Eric Trappier, Président Directeur Général – Dassault Aviation :

"C'est une campagne d'essai qui dure un an et demi à peu près. L'entrée en service est prévue fin 2016 et donc les premières livraisons devraient intervenir, si tout se passe bien, fin 2016."

Avec sa cabine longue de treize mètres pouvant accueillir jusqu’à 19 passagers, son très long rayon d'action, près de 12 000 kilomètres, permettant de relier d’une traite Pékin à Los Angeles par exemple et sa capacité à effectuer des approches à forte pente pour desservir des aéroports difficiles d'accès, ce triréacteur équipé de moteurs Pratt & Whitney semble répondre aux attentes de la clientèle Affaires.

Eric Trappier, Président Directeur Général – Dassault Aviation :

"Nous avons commercialisé l'avion depuis 6 mois, puisque nous l'avons annoncé au dernier salon EBACE, et nous avons déjà de nombreuses commandes.

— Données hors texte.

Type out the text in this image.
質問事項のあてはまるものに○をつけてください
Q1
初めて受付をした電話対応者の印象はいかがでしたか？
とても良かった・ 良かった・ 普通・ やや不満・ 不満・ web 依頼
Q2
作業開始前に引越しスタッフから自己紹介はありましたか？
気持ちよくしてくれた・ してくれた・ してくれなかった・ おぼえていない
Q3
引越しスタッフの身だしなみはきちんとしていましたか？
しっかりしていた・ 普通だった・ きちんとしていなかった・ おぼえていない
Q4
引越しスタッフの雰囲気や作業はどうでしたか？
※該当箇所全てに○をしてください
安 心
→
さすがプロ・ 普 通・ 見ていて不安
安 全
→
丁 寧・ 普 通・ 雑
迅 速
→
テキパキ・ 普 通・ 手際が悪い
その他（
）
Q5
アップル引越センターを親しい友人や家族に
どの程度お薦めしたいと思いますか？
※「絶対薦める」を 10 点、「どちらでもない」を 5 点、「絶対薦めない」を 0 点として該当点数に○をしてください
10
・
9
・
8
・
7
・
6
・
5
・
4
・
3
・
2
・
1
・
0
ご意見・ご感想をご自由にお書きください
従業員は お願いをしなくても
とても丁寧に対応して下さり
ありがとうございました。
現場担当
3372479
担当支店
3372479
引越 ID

Le marché réagit très bien, et est très satisfait des caractéristiques et des performances qui sont programmées pour ce 8X."

Pas de communication pour autant sur le nombre de commandes qui reste à ce jour confidentiel. Appareil le plus haut de gamme de l'avionneur français, le Falcon 8X sera facturé près de 55 millions de dollars.